Es ist noch nicht so lang her, da sagte eine sehr liebe Arbeitskollegin, die selbst kurz vor der Pensionierung stand: «Simone, kannst du nicht mal darüber schreiben, wie ihr Lesben so lebt? Ich stell mir das wahnsinnig aufregend vor.» Im Grunde ihres guten Herzens wusste sie genau, dass ich und meine Freundin recht ähnlich lebten wie sie und ihr Mann: vom Journalismus, ohne Kinder, mit einem Hang zu feinen Beizen und schönen Reisen. Ganz normale Hedonistinnen also, die nachts schlafen, bei Tage arbeiten und zwischendurch den Haushalt machen. Aber meine Kollegin stellte sich irgendwas Besonderes vor. Vielleicht, dass wir uns vor dem Einschlafen in Hosenanzügen von Jil Sander aus den Romanen von Virginia Woolf vorlesen? Ich musste sie da leider enttäuschen. Wir leben so was von normal.

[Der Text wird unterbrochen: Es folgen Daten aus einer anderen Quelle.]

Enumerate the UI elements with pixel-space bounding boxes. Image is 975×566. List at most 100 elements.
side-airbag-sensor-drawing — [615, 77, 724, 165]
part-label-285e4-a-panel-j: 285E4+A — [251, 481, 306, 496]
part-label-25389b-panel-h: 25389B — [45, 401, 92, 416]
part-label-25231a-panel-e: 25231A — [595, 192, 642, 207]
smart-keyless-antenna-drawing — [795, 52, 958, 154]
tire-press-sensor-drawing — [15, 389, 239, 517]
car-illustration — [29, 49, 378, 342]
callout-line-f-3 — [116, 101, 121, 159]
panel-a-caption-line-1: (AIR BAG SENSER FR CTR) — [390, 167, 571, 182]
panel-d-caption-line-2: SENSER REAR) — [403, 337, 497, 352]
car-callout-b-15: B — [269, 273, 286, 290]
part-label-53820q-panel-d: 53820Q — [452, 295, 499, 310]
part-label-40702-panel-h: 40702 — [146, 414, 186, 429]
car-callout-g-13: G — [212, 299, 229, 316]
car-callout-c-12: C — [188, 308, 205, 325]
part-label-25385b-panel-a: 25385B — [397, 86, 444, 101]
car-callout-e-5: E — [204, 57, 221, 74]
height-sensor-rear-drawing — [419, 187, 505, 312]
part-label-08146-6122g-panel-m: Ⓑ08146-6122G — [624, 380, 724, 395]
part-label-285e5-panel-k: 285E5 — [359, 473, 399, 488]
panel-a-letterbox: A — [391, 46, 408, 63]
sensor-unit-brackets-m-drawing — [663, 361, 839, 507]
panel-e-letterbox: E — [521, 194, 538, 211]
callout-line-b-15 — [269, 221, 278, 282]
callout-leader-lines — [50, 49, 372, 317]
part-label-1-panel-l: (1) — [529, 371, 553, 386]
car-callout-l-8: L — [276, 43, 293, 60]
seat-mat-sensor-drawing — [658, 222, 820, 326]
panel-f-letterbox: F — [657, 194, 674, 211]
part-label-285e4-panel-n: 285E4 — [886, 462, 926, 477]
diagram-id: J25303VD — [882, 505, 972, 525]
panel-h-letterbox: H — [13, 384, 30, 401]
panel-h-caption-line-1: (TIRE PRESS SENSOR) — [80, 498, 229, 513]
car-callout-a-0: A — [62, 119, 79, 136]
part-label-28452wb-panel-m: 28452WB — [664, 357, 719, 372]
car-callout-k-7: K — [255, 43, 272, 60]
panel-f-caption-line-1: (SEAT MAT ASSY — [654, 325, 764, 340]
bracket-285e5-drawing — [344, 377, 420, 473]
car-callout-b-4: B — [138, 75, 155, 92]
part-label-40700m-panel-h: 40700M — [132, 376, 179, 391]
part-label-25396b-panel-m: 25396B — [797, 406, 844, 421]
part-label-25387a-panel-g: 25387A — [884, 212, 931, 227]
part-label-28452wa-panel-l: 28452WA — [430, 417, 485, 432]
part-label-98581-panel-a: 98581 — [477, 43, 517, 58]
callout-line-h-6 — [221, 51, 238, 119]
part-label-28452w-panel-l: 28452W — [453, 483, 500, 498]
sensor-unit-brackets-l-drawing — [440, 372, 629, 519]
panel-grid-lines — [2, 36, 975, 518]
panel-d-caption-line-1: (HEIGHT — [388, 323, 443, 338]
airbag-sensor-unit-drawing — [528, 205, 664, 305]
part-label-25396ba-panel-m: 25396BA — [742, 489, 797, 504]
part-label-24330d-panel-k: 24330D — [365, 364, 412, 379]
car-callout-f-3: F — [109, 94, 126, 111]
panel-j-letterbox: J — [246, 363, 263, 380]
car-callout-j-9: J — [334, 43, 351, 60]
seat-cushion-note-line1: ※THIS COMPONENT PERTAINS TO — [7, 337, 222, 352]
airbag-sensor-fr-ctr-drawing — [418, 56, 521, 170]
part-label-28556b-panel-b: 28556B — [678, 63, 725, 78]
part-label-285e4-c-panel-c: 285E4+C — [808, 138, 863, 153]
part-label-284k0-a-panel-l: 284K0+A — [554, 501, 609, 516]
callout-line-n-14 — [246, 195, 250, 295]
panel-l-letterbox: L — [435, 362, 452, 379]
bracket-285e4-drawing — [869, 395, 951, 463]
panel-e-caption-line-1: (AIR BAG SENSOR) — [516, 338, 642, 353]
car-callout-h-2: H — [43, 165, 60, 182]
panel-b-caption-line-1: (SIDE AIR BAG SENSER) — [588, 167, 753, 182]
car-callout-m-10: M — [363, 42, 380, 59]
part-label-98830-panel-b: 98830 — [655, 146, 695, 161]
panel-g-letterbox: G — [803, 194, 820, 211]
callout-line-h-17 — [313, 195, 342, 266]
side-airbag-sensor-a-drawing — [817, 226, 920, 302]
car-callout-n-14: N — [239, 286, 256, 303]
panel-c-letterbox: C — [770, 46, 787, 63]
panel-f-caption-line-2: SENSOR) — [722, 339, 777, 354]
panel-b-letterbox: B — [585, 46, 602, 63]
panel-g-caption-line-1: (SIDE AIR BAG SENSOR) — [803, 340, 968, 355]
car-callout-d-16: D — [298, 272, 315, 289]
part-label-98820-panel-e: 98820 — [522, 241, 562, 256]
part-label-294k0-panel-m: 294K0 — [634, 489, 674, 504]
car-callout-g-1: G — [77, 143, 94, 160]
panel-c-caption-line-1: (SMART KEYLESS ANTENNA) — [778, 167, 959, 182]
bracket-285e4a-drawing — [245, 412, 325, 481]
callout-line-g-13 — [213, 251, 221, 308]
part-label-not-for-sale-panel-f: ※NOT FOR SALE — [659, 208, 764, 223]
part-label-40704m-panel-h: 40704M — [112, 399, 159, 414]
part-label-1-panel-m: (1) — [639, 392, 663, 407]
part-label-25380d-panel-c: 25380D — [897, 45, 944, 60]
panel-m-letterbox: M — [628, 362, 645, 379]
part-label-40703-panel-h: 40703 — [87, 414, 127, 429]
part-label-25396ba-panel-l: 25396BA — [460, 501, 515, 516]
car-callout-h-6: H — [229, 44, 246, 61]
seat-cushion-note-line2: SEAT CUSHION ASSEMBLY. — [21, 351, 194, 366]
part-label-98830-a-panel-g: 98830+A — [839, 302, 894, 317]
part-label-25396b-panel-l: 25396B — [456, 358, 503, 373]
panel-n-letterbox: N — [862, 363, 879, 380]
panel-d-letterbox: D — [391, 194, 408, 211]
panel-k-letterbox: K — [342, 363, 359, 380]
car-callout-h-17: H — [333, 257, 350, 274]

Ich bin jetzt 47. Und ich weiss, dass meine Freundin die eine ist. Die grosse Liebe, mit der ich im Altersheim einmal ein Pärchenzimmer teilen möchte. Wir sind schon viele Jahre zusammen, und bis jetzt haben sie sich angefühlt wie lange, glückliche Sommerferien. Aus anderen Abteilungen des Lebens mag auf mich eingedroschen werden, aber sie und ich sind gut füreinander. Es ist nicht so, dass die Männer, mit denen ich in meinen heterosexuellen Phasen zusammen war, schlecht zu mir waren, es mangelt mir ganz einfach an Geduld und Interesse, die Welt eines Mannes dauerhaft zu meiner zu machen.
Zum ersten Mal in eine Frau verliebt war ich mit 21. Und das war alles andere als normal. Ich war es nicht gewohnt, «darüber» zu sprechen. Ich hatte mich «damit» noch nie befasst. Ich kam vom Land. Und das Einzige, was ich dort zum Thema lesbisch schon gesehen hatte, war ein uralter Artikel in der «Brigitte» über Martina Navrátilová. Nicht, dass dort irgendwo das Wort «lesbisch» vorgekommen wäre, aber der Artikel suggerierte auf irrsinnig umständliche Art, dass es zwischen der Tennisqueen und dem weiblichen Geschlecht eine besondere Art von Nähe geben könnte. Und sonst?
Restlos jedes der 5000 Bücher, die ich als Teenie gelesen hatte, beschränkte die Liebe auf etwas zwischen Mann und Frau. Nein, halt! In «Jane Eyre» von Charlotte Brontë gab es diese eine Szene, in der Jane sich im Waisenhaus zu ihrer typhuskranken Freundin Helen ins Bett legt, und die beiden reden miteinander, als wären sie ein Paar. Als Jane am nächsten Morgen erwacht, ist Helen tot. Und dann gab es auch noch den Film «Mädchen in Uniform», in dem sich Romy Schneider in ihre Lehrerin verliebt und einen Selbstmordversuch unternimmt. Und den Film «Infam», in dem sich Shirley MacLaine in Audrey Hepburn verliebt und sich umbringt. Das faszinierte mich alles ganz ungeheuer, aber meine Fantasien über die ideale romantische Beziehung richteten sich damals noch auf Jungs und schwankten so zwischen «Wir Kinder vom Bahnhof Zoo» und «Schwanensee». Hauptsache Melodram.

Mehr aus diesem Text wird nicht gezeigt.